Consider $n$ random variables defined on a common set $\Omega.$ Two hundred years ago, expositors would have described them by giving with an indefinite sequence of letters, like this: "Let $A,B,C,\ldots, Z$ be a finite collection of random variables." Since then, mathematical terminology has evolved toward using indexing to give such descriptions. An "index" is merely an element of a specified set $S,$ often taken to be $S=\{1,2,\ldots, n\}$ or $S=\{0,1,\ldots, n-1\}.$ Our "$n$ random variables" are then described by supposing we are given a function

$$X: S \to \mathcal{R}(\Omega)\tag{2}$$

where $\mathcal{R}(\Omega)$ is the set of random variables defined on $\Omega.$ When we are indexing and $i\in S$ we don't write $X(i)$ for the random variable associated with $i:$ instead, we write $X_i.$ This is merely a matter of notation; it is not conceptual. Thus,

For each $i\in S,$ $X_i:\Omega\to I$ is a random variable (and these variables are not necessarily distinct).

Often the entire indexed collection of objects is denoted as $(X_i)_{i\in S}.$ This is just another way of writing $(2).$

###Convexity applied to random variables

Let $f$ be the function in the question, defined on an interval $I$ and assumed to be convex (and measurable), and let $(X_i)_{i\in S}$ be a finite collection of random variables.
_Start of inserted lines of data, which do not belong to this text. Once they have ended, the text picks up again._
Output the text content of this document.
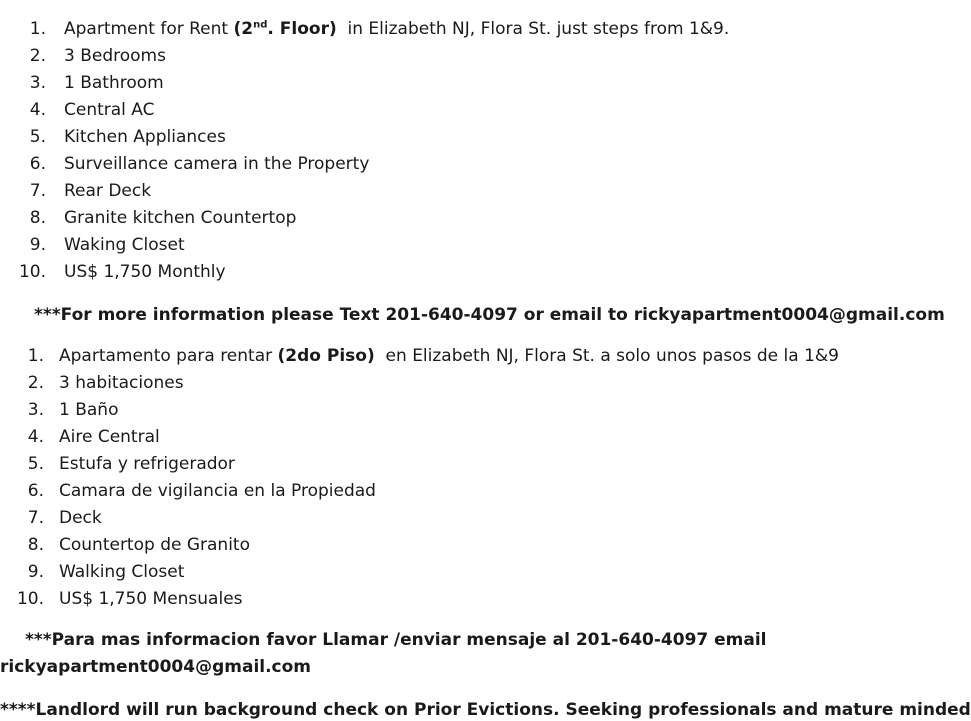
1. Apartment for Rent (2nd. Floor)  in Elizabeth NJ, Flora St. just steps from 1&9.
2. 3 Bedrooms
3. 1 Bathroom
4. Central AC
5. Kitchen Appliances
6. Surveillance camera in the Property
7. Rear Deck
8. Granite kitchen Countertop
9. Waking Closet
10. US$ 1,750 Monthly
***For more information please Text 201-640-4097 or email to rickyapartment0004@gmail.com
1. Apartamento para rentar (2do Piso)  en Elizabeth NJ, Flora St. a solo unos pasos de la 1&9
2. 3 habitaciones
3. 1 Baño
4. Aire Central
5. Estufa y refrigerador
6. Camara de vigilancia en la Propiedad
7. Deck
8. Countertop de Granito
9. Walking Closet
10. US$ 1,750 Mensuales
***Para mas informacion favor Llamar /enviar mensaje al 201-640-4097 email
rickyapartment0004@gmail.com
****Landlord will run background check on Prior Evictions. Seeking professionals and mature minded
Composing $f$ with each $X_i$ produces a random variable $f(X_i):\Omega\to \mathbb{R}.$

Consider any particular outcome $\omega\in\Omega$ and write $x_i = X_i(\omega)$ for each $i\in S.$ We have seen that $f(x_i)=f(X_i(\omega))$ can be considered the value of $f(X_i)$ at $\omega.$ Because $f$ is convex and $x_i\in I,$ for any mixture with coefficients $w_i$ the inequality $(1)$ says

$$\sum_{i\in S} w_i\, f(X_i)(\omega) = \sum_{i\in S} w_i\, f(x_i) \ge f\left(\sum_{i\in S} w_i\,x_i\right) = f\left(\sum_{i\in S} w_i\,X_i(\omega)\right).$$

Take expectations of both sides with respect to the probability measure defined on $\Omega.$ Because expectation respects inequalities (which comes down to the basic and obvious fact that the integral of a non-negative function is a non-negative number), we obtain

$$\mathbb{E}\left[\sum_{i\in S} w_i\, f(X_i)\right] \ge \mathbb{E}\left[f\left(\sum_{i\in S} w_i\,X_i\right)\right].$$

Linearity of expectation lets us re-express the left hand side as

$$\sum_{i\in S} w_i\, \mathbb{E}\left[f(X_i)\right] = \mathbb{E}\left[\sum_{i\in S} w_i\, f(X_i)\right]\ge \mathbb{E}\left[f\left(\sum_{i\in S} w_i\,X_i\right)\right],$$

giving the assertion in the question.